- Arms of de Bohun: Azure, a bend argent cotised or between six lions rampant or.
- Country: Normandy England
- Place of origin: Cotentin Peninsula, Normandy
- Founder: Humphrey with the Beard (English branch)
- Final ruler: Humphrey de Bohun, 7th Earl of Hereford
- Historic seat: Pleshey Castle Trowbridge Castle Caldicot Castle
- Titles: Constable of England Earl of Hereford Earl of Essex Earl of Northampton Duchess of Gloucester Countess of Devon Baron of Trowbridge Lord of Brecknock Lord of the manor of Bohun Marcher lord High Sheriff of Rutland Sheriff of Gloucester Ecclesiastical: Bishop of Salisbury Bishop of Bath Bishop of Bath and Glastonbury Abbot of Corbeil
- Dissolution: 1373 (paternal line)

= Bohun family =

English noble family of the late Middle Ages

The de Bohun then Bohun family is an English noble family of Norman origin that played a prominent role in English political and military history during the Late Middle Ages. The swan used by the family and their descendants as a heraldic badge came to be called the Bohun swan.

Humphrey with the Beard (died c. 1113), who founded the English family, held the manor of Bohun (or Bohon) in Normandy – on the Cotentin Peninsula between Coutances and the estuary of the Vire. This is still reflected in place names such as Saint-André-de-Bohon and Saint-Georges-de-Bohon. From one son of Humphrey with the same name, the male line continued, becoming Earls of Hereford, Essex and Northampton, using the name Humphrey repeatedly in successive generations. The male line of another son of Humphrey with the Beard, Richard de Meri, died out in the 12th century, but his heirs in the female line took the surname of Bohun, giving rise to the Bohuns of Midhurst in West Sussex.
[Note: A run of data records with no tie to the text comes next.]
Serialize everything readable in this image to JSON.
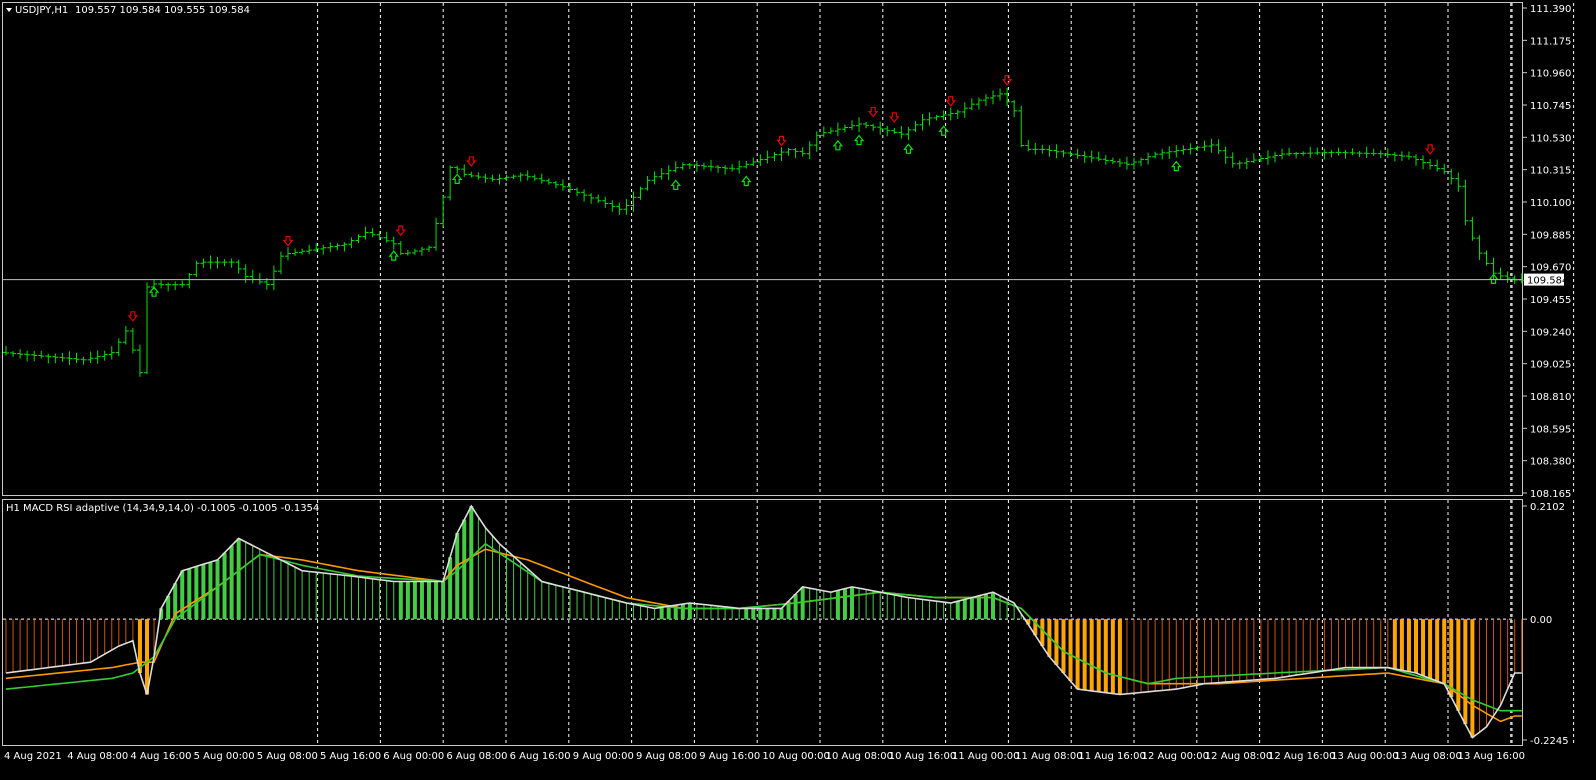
{
  "main_panel": {
    "symbol_label": "USDJPY,H1",
    "ohlc_label": "109.557 109.584 109.555 109.584",
    "current_price_label": "109.584",
    "price_min": 108.165,
    "price_max": 111.39,
    "price_ticks": [
      "111.390",
      "111.175",
      "110.960",
      "110.745",
      "110.530",
      "110.315",
      "110.100",
      "109.885",
      "109.670",
      "109.455",
      "109.240",
      "109.025",
      "108.810",
      "108.595",
      "108.380",
      "108.165"
    ],
    "current_price": 109.584
  },
  "indicator_panel": {
    "title": "H1 MACD RSI adaptive (14,34,9,14,0) -0.1005 -0.1005 -0.1354",
    "value_min": -0.2245,
    "value_max": 0.2102,
    "ticks": [
      "0.2102",
      "0.00",
      "-0.2245"
    ]
  },
  "time_axis": {
    "labels": [
      "4 Aug 2021",
      "4 Aug 08:00",
      "4 Aug 16:00",
      "5 Aug 00:00",
      "5 Aug 08:00",
      "5 Aug 16:00",
      "6 Aug 00:00",
      "6 Aug 08:00",
      "6 Aug 16:00",
      "9 Aug 00:00",
      "9 Aug 08:00",
      "9 Aug 16:00",
      "10 Aug 00:00",
      "10 Aug 08:00",
      "10 Aug 16:00",
      "11 Aug 00:00",
      "11 Aug 08:00",
      "11 Aug 16:00",
      "12 Aug 00:00",
      "12 Aug 08:00",
      "12 Aug 16:00",
      "13 Aug 00:00",
      "13 Aug 08:00",
      "13 Aug 16:00"
    ]
  },
  "chart_data": {
    "type": "line",
    "price_path": [
      [
        0,
        109.1
      ],
      [
        12,
        109.05
      ],
      [
        16,
        109.1
      ],
      [
        18,
        109.25
      ],
      [
        19,
        109.1
      ],
      [
        20,
        108.95
      ],
      [
        21,
        109.6
      ],
      [
        22,
        109.55
      ],
      [
        26,
        109.55
      ],
      [
        28,
        109.7
      ],
      [
        33,
        109.7
      ],
      [
        35,
        109.6
      ],
      [
        38,
        109.55
      ],
      [
        40,
        109.75
      ],
      [
        49,
        109.82
      ],
      [
        52,
        109.9
      ],
      [
        56,
        109.82
      ],
      [
        57,
        109.75
      ],
      [
        61,
        109.8
      ],
      [
        63,
        110.15
      ],
      [
        64,
        110.35
      ],
      [
        66,
        110.28
      ],
      [
        70,
        110.25
      ],
      [
        74,
        110.28
      ],
      [
        80,
        110.2
      ],
      [
        88,
        110.05
      ],
      [
        89,
        110.08
      ],
      [
        92,
        110.25
      ],
      [
        97,
        110.35
      ],
      [
        104,
        110.32
      ],
      [
        109,
        110.4
      ],
      [
        112,
        110.45
      ],
      [
        114,
        110.42
      ],
      [
        116,
        110.55
      ],
      [
        122,
        110.62
      ],
      [
        128,
        110.55
      ],
      [
        131,
        110.65
      ],
      [
        136,
        110.7
      ],
      [
        139,
        110.78
      ],
      [
        142,
        110.82
      ],
      [
        144,
        110.7
      ],
      [
        145,
        110.45
      ],
      [
        148,
        110.45
      ],
      [
        154,
        110.4
      ],
      [
        160,
        110.35
      ],
      [
        164,
        110.42
      ],
      [
        168,
        110.45
      ],
      [
        172,
        110.48
      ],
      [
        175,
        110.35
      ],
      [
        182,
        110.42
      ],
      [
        189,
        110.43
      ],
      [
        196,
        110.42
      ],
      [
        200,
        110.4
      ],
      [
        205,
        110.3
      ],
      [
        207,
        110.2
      ],
      [
        208,
        109.95
      ],
      [
        210,
        109.75
      ],
      [
        212,
        109.62
      ],
      [
        215,
        109.58
      ]
    ],
    "sell_arrow_bars": [
      18,
      40,
      56,
      66,
      110,
      123,
      126,
      134,
      142,
      202
    ],
    "buy_arrow_bars": [
      21,
      55,
      64,
      95,
      105,
      118,
      121,
      128,
      133,
      166,
      211
    ],
    "macd_hist_path": [
      [
        0,
        -0.1
      ],
      [
        12,
        -0.08
      ],
      [
        16,
        -0.05
      ],
      [
        18,
        -0.04
      ],
      [
        19,
        -0.1
      ],
      [
        20,
        -0.14
      ],
      [
        21,
        -0.07
      ],
      [
        22,
        0.02
      ],
      [
        25,
        0.09
      ],
      [
        30,
        0.11
      ],
      [
        33,
        0.15
      ],
      [
        36,
        0.13
      ],
      [
        42,
        0.09
      ],
      [
        49,
        0.08
      ],
      [
        55,
        0.07
      ],
      [
        62,
        0.07
      ],
      [
        64,
        0.16
      ],
      [
        66,
        0.21
      ],
      [
        68,
        0.17
      ],
      [
        70,
        0.14
      ],
      [
        76,
        0.07
      ],
      [
        88,
        0.03
      ],
      [
        92,
        0.02
      ],
      [
        97,
        0.03
      ],
      [
        104,
        0.02
      ],
      [
        110,
        0.02
      ],
      [
        113,
        0.06
      ],
      [
        117,
        0.05
      ],
      [
        120,
        0.06
      ],
      [
        124,
        0.05
      ],
      [
        128,
        0.04
      ],
      [
        134,
        0.03
      ],
      [
        140,
        0.05
      ],
      [
        143,
        0.03
      ],
      [
        148,
        -0.07
      ],
      [
        152,
        -0.13
      ],
      [
        158,
        -0.14
      ],
      [
        166,
        -0.13
      ],
      [
        170,
        -0.12
      ],
      [
        180,
        -0.11
      ],
      [
        190,
        -0.09
      ],
      [
        196,
        -0.09
      ],
      [
        200,
        -0.1
      ],
      [
        204,
        -0.12
      ],
      [
        206,
        -0.17
      ],
      [
        208,
        -0.22
      ],
      [
        210,
        -0.2
      ],
      [
        212,
        -0.16
      ],
      [
        214,
        -0.1
      ]
    ],
    "signal_path": [
      [
        0,
        -0.11
      ],
      [
        15,
        -0.09
      ],
      [
        19,
        -0.08
      ],
      [
        21,
        -0.08
      ],
      [
        24,
        0.01
      ],
      [
        30,
        0.06
      ],
      [
        36,
        0.12
      ],
      [
        42,
        0.11
      ],
      [
        50,
        0.09
      ],
      [
        62,
        0.07
      ],
      [
        64,
        0.1
      ],
      [
        68,
        0.13
      ],
      [
        74,
        0.11
      ],
      [
        88,
        0.04
      ],
      [
        96,
        0.02
      ],
      [
        104,
        0.02
      ],
      [
        112,
        0.03
      ],
      [
        124,
        0.05
      ],
      [
        132,
        0.04
      ],
      [
        140,
        0.04
      ],
      [
        144,
        0.02
      ],
      [
        150,
        -0.06
      ],
      [
        156,
        -0.1
      ],
      [
        162,
        -0.12
      ],
      [
        172,
        -0.12
      ],
      [
        184,
        -0.11
      ],
      [
        196,
        -0.1
      ],
      [
        204,
        -0.12
      ],
      [
        208,
        -0.16
      ],
      [
        212,
        -0.19
      ],
      [
        214,
        -0.18
      ]
    ],
    "rsi_path": [
      [
        0,
        -0.13
      ],
      [
        15,
        -0.11
      ],
      [
        18,
        -0.1
      ],
      [
        21,
        -0.07
      ],
      [
        24,
        0.0
      ],
      [
        30,
        0.06
      ],
      [
        36,
        0.12
      ],
      [
        42,
        0.1
      ],
      [
        50,
        0.08
      ],
      [
        62,
        0.07
      ],
      [
        64,
        0.09
      ],
      [
        68,
        0.14
      ],
      [
        76,
        0.07
      ],
      [
        88,
        0.03
      ],
      [
        96,
        0.02
      ],
      [
        104,
        0.02
      ],
      [
        112,
        0.03
      ],
      [
        124,
        0.05
      ],
      [
        132,
        0.04
      ],
      [
        140,
        0.04
      ],
      [
        144,
        0.02
      ],
      [
        150,
        -0.06
      ],
      [
        156,
        -0.1
      ],
      [
        162,
        -0.12
      ],
      [
        166,
        -0.11
      ],
      [
        180,
        -0.1
      ],
      [
        196,
        -0.09
      ],
      [
        204,
        -0.12
      ],
      [
        208,
        -0.15
      ],
      [
        212,
        -0.17
      ],
      [
        214,
        -0.17
      ]
    ]
  }
}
- Humphrey with the Beard (died c. 1113)
  - Richard de Meri
    - Richard de Bohun
      - Richard de Bohun (d. 1179), Bishop of Coutances
      - Josceline de Bohon (c. 1111 – 1184), Bishop of Salisbury
        - Reginald Fitz Jocelin (d. 1191), Bishop of Bath, Archbishop of Canterbury-elect
    - Muriel, married Savaric Fitzcana of Midhurst
      - Geldewin
        - Franco de Bohun, ancestor of the Bohuns of Midhurst
        - Savaric FitzGeldewin (d. 1205), Bishop of Bath
  - Humphrey I de Bohun (died c. 1123), married Maud, daughter of Edward of Salisbury
    - Humphrey II de Bohun (died 1164/5), married Margaret, daughter of Miles of Gloucester
      - Humphrey III de Bohun (died 1181), married Margaret of Huntingdon
        - Henry de Bohun, 1st Earl of Hereford (1176–1220), a Norman-English nobleman
          - Humphrey de Bohun, 2nd Earl of Hereford and 1st Earl of Essex (Humphrey IV, c. 1204 – 1275), Constable of England
            - Humphrey V de Bohun (d. 1265), fought on the side of the rebellious barons in the Barons' War
              - Humphrey de Bohun, 3rd Earl of Hereford and 2nd Earl of Essex (Humphrey VI, c. 1249 – c. 1298), a key figure in the Norman conquest of Wales
                - Humphrey de Bohun, 4th Earl of Hereford, 3rd Earl of Essex (Humphrey VII, 1276–1321/2), one of the Ordainers who opposed Edward II's excesses
                  - Eleanor de Bohun, Countess of Ormonde (1304–1363)
                  - John de Bohun, 5th Earl of Hereford, 4th Earl of Essex (1306–1336)
                  - Humphrey de Bohun, 6th Earl of Hereford, 5th Earl of Essex (Humphrey VIII, 1309–1361), Lord High Constable of England
                  - Margaret de Bohun, Countess of Devon (1311–1391)
                  - William de Bohun, 1st Earl of Northampton, KG (c. 1312 – 1360); English nobleman and military commander at the Battle of Crécy
                    - Humphrey de Bohun, 7th Earl of Hereford, 6th Earl of Essex, 2nd Earl of Northampton (Humphrey IX, 1342–1373), an English noble during the reign of King Edward III
                      - Eleanor de Bohun (c. 1366 – 1399); elder daughter and co-heiress
                      - Mary de Bohun (c. 1368 – 1394); younger daughter, the first wife of King Henry IV of England and mother of King Henry V
                    - Elizabeth de Bohun, Countess of Arundel and Surrey (c. 1350 – 1385)
              - Henry de Bohun (d. 1314), English knight killed by Robert I of Scotland at Bannockburn.